Unlimited racing in the 1940s and early 1950s was dominated by wealthy sportsmen who raced for fun. Boats with names like Tempo, My Sweetie and Slo-mo-shun won important races like the Gold Cup. By the mid 1950s commercial sponsors becoming, and names like Miss Pepsi, Miss Thriftway, and Miss Bardahl began to enter the winners circle. By 1960 almost all of the sportsmen were gone and just about every team had some type of commercial sponsor.
One of the last successful sportsman boats was Bill Boeing's Miss Wahoo. The Wahoo was a fan favorite. From the movie start good looks of driver Mira Slovak to the simple, but elegant all wood finish on the hull, everything about the boat attracted attention.
The Wahoo was built in 1956 by Les Staduacher from plans drawn by Ted Jones. The Miss Wahoo was one of four identical boats. The 1955 Miss Thriftway, the 1956 Shanty-I, the Miss Spokane and Miss Wahoo were all built from the same plans.
The Miss Wahoo only entered two races in 1956, but went up to eight races in 1957, wining the Mapes Mile High Gold Cup on Lake Tahoe and taking third place in National High Points.
The team sat out the 1958 season, and ran a limited schedule in 1959 entering only four races, but winning two of them! Slovak and the Wahoo claimed victory in the Presidents Cup and the Mapes Trophy.
Normally the winner of the President's Cup gets to receive the trophy from the President, but because Mira Slovak had defected from Soviet controlled Czechoslovakia, the Secret Service tried to block Slovak from meeting with Eisenhower. Washington State Senator Henry "Scoop" Jackson had to intervene on Slovak's behalf so that the trophy presentation could take place!

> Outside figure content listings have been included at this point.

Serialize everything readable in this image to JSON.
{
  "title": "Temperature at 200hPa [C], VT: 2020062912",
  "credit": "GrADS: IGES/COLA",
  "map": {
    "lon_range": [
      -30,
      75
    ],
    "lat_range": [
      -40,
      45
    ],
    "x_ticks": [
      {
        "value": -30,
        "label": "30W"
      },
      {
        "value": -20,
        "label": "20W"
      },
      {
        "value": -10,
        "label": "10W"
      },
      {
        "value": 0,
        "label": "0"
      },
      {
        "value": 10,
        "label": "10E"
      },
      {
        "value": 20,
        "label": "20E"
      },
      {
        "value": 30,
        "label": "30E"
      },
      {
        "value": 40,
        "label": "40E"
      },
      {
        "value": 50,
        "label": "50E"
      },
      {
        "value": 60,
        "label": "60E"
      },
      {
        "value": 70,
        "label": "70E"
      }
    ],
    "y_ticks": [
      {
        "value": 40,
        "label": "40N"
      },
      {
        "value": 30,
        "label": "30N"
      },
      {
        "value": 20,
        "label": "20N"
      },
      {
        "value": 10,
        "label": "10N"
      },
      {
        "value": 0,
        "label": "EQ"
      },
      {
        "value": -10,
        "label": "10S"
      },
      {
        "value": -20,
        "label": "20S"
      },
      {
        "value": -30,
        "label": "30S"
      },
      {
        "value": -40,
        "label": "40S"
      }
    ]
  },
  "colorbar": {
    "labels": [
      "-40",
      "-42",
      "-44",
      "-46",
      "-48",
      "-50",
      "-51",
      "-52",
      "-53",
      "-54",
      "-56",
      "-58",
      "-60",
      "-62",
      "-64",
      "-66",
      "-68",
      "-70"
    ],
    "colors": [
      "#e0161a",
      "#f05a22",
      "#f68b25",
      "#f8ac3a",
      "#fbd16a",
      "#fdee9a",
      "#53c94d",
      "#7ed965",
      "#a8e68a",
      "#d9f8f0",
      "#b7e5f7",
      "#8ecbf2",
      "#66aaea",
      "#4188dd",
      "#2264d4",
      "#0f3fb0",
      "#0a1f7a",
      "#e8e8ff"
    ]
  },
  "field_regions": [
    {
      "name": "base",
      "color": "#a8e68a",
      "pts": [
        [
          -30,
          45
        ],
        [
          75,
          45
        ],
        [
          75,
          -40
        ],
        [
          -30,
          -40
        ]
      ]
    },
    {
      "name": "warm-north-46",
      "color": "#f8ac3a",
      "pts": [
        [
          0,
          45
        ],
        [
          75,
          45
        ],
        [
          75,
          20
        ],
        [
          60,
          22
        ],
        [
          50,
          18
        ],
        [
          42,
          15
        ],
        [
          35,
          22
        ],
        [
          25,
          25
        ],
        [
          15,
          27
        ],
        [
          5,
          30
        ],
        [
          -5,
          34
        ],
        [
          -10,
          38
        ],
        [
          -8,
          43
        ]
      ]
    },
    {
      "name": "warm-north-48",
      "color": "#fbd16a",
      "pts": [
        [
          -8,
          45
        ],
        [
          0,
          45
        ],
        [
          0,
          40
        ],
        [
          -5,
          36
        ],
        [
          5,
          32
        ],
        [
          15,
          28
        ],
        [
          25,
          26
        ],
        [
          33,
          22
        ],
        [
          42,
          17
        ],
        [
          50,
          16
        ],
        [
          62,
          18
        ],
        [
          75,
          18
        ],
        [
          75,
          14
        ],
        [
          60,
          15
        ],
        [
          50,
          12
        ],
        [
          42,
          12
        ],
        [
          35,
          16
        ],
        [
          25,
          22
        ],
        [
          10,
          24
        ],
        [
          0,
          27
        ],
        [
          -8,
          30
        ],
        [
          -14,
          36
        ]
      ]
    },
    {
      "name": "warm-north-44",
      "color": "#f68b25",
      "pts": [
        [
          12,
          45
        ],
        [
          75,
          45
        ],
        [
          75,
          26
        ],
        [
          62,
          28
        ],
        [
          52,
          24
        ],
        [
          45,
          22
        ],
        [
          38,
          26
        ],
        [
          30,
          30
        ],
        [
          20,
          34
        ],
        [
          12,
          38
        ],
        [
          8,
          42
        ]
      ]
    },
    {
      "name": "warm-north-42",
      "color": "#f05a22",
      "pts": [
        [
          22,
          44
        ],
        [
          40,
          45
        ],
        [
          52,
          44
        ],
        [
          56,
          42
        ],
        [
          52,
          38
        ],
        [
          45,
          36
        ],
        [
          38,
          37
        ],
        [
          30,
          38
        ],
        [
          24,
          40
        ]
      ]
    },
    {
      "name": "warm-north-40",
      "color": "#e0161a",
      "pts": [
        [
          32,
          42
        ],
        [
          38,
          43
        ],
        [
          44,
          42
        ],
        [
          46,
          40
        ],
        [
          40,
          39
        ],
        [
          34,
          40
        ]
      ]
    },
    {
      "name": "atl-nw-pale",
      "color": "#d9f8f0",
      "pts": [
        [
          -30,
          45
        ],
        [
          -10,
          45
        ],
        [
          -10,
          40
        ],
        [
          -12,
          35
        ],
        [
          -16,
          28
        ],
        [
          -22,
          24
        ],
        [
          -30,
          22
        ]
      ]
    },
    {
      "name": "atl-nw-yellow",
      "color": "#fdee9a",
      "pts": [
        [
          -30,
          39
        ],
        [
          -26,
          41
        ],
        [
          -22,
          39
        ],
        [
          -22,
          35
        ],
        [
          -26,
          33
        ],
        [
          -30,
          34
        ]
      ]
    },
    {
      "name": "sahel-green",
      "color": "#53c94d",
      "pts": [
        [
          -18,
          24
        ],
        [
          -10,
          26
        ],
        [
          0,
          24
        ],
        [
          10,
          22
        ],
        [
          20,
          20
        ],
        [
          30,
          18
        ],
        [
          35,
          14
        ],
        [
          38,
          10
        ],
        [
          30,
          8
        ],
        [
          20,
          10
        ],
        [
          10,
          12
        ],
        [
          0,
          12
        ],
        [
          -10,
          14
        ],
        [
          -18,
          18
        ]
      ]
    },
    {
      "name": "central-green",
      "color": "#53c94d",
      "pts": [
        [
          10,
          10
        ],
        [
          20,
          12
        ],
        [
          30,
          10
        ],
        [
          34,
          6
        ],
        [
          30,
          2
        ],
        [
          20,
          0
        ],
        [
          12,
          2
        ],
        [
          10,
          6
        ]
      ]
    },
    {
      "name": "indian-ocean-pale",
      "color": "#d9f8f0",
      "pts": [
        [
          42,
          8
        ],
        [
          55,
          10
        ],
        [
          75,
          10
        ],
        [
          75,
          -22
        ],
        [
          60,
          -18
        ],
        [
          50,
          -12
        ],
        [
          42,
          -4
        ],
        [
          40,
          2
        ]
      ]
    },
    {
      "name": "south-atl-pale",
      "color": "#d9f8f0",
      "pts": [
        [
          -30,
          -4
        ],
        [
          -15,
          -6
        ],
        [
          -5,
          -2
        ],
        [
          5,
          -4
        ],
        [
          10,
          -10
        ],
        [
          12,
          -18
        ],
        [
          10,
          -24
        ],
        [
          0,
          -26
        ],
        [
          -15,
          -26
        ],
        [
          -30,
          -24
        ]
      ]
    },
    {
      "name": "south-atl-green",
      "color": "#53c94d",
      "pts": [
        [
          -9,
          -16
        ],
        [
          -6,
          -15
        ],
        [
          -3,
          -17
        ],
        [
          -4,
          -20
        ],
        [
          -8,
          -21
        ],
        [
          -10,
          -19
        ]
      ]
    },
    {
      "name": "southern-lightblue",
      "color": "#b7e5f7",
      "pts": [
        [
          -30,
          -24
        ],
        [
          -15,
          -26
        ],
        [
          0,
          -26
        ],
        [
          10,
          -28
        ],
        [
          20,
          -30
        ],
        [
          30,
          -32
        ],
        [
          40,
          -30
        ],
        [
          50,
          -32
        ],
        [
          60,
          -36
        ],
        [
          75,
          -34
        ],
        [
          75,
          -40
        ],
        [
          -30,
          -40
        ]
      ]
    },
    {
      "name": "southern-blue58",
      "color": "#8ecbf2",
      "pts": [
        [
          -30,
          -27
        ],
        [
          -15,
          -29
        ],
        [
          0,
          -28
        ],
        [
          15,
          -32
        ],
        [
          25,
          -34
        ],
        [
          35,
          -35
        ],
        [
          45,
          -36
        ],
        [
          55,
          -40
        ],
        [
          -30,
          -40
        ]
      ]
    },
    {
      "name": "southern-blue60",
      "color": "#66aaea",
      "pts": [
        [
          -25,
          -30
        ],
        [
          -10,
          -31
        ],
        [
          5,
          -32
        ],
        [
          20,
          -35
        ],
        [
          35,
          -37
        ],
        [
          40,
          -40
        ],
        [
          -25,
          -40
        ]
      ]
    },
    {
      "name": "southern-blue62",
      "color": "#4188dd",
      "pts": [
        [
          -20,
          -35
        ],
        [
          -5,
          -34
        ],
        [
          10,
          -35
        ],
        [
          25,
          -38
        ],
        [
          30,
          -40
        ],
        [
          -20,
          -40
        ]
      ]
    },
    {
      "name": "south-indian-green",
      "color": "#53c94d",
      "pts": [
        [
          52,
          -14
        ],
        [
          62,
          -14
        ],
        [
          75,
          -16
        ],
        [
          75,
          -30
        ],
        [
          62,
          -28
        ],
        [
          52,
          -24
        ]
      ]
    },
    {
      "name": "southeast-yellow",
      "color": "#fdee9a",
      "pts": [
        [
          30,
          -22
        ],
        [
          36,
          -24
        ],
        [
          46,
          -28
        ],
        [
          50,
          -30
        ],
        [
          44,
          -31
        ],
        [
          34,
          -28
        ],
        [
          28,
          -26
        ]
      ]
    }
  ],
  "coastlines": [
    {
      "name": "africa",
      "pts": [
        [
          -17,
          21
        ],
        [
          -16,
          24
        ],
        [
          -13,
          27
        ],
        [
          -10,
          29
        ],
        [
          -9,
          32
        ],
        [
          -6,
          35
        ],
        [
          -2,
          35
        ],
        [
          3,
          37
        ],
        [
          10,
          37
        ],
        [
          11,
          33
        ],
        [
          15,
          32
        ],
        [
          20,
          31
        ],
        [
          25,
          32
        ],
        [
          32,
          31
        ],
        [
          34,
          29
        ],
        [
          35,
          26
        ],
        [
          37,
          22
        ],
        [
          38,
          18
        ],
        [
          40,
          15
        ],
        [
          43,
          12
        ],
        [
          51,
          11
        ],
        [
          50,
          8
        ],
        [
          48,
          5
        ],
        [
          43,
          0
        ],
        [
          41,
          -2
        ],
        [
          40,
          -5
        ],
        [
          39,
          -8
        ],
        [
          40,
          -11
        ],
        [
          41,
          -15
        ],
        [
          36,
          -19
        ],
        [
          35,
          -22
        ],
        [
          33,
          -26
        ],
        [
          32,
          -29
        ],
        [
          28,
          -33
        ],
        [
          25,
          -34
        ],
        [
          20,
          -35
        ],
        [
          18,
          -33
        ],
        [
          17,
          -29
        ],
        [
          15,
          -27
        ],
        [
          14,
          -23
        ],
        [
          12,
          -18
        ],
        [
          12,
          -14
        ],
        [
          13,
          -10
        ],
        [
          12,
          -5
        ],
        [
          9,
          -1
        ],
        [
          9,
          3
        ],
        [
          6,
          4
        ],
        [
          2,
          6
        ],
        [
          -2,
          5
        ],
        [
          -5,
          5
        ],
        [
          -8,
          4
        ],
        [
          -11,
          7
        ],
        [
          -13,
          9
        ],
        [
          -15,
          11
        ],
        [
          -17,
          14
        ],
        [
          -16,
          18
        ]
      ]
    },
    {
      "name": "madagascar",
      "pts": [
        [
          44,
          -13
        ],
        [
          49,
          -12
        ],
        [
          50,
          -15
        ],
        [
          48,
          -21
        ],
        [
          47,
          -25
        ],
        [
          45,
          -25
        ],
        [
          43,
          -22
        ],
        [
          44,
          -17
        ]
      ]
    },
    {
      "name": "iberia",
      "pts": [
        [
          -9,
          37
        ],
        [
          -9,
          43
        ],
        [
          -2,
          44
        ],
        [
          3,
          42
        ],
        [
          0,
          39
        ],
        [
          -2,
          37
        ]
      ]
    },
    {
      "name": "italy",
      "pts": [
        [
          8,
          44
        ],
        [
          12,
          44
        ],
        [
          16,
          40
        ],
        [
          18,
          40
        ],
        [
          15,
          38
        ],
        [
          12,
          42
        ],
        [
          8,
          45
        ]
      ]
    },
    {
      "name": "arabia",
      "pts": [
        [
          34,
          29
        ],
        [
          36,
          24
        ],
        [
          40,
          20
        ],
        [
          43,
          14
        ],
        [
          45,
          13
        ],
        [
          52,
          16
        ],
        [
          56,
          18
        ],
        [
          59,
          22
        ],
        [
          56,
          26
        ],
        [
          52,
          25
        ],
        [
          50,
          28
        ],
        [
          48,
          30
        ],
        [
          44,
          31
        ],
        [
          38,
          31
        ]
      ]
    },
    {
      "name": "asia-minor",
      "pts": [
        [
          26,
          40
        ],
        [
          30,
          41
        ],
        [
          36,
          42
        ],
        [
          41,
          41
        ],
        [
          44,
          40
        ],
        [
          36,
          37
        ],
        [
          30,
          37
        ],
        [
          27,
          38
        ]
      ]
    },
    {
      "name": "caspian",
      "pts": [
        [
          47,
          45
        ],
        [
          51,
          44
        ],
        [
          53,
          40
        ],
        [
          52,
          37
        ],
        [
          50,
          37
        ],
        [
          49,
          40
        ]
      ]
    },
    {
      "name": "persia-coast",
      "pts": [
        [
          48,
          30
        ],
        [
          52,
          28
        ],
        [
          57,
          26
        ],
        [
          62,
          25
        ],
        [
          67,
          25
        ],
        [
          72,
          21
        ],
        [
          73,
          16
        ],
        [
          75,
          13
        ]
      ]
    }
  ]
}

Slovak and the Wahoo went to three races in 1960, taking 5th in the season opening Apple Cup in Chelan, WA, and then rolling over during the Seafair Trophy Race in Seattle. The damaged boat was repaired and make it to the 1960 Gold Cup, qualifying second fastest, but a few ticks of the clock behind the Miss US 1. The race was declared a "no contest" due to high winds. Bill Boeing retired the Wahoo at the end of the 1960 season, and the boat didn't see action again until it was sold to Milo and Glenn Stoen in 1963 to replace the first Exide that was destroyed in Coeur d'Alene.
Now almost eight years old and called Miss Exide, the boat was as fast as ever! With Bill Brow at the wheel the former Wahoo won two of the first three races they entered, and later became the first boat to qualify for the Gold Cup at over 120 mph!
After three years as the Miss Exide, the hull was sold to Bernie Little and became the third Miss Budweiser. The boat was destroyed in a collision with the Notre Dame on "Black Sunday" in Washington DC in 1966.
When Bill Boeing Jr. first saw the beautiful 1955 Miss Thriftway replica, he expressed regret that his Miss Wahoo no longer existed. Museum Board member Dave Knowlen hatched a plan. He assembled a group of local business men that including Bill Boeing, Jr., Scott Carson, president and chief executive officer of Boeing Commercial Airplanes, Bruce McCaw and Joe Clark to fund a full scale replica of the Miss Wahoo.
Working from a copy of the original plans, Ron Jones, Sr. drew up a set of full scale plans for the Miss Wahoo and a volunteer Museum crew, let by Larry Fuller and Oh Boy! Oberto crew chief Mike Hanson began construction in late September 2008.
Work continued at break neck pace and the new boat was launched Saturday Morning August 1st at the Chevrolet Cup at Seafair. Museum Director David Williams drove the U-77 Miss Wahoo side-by-side with the Chip Hanauer and the U-787 Boeing's Salute to Seafair.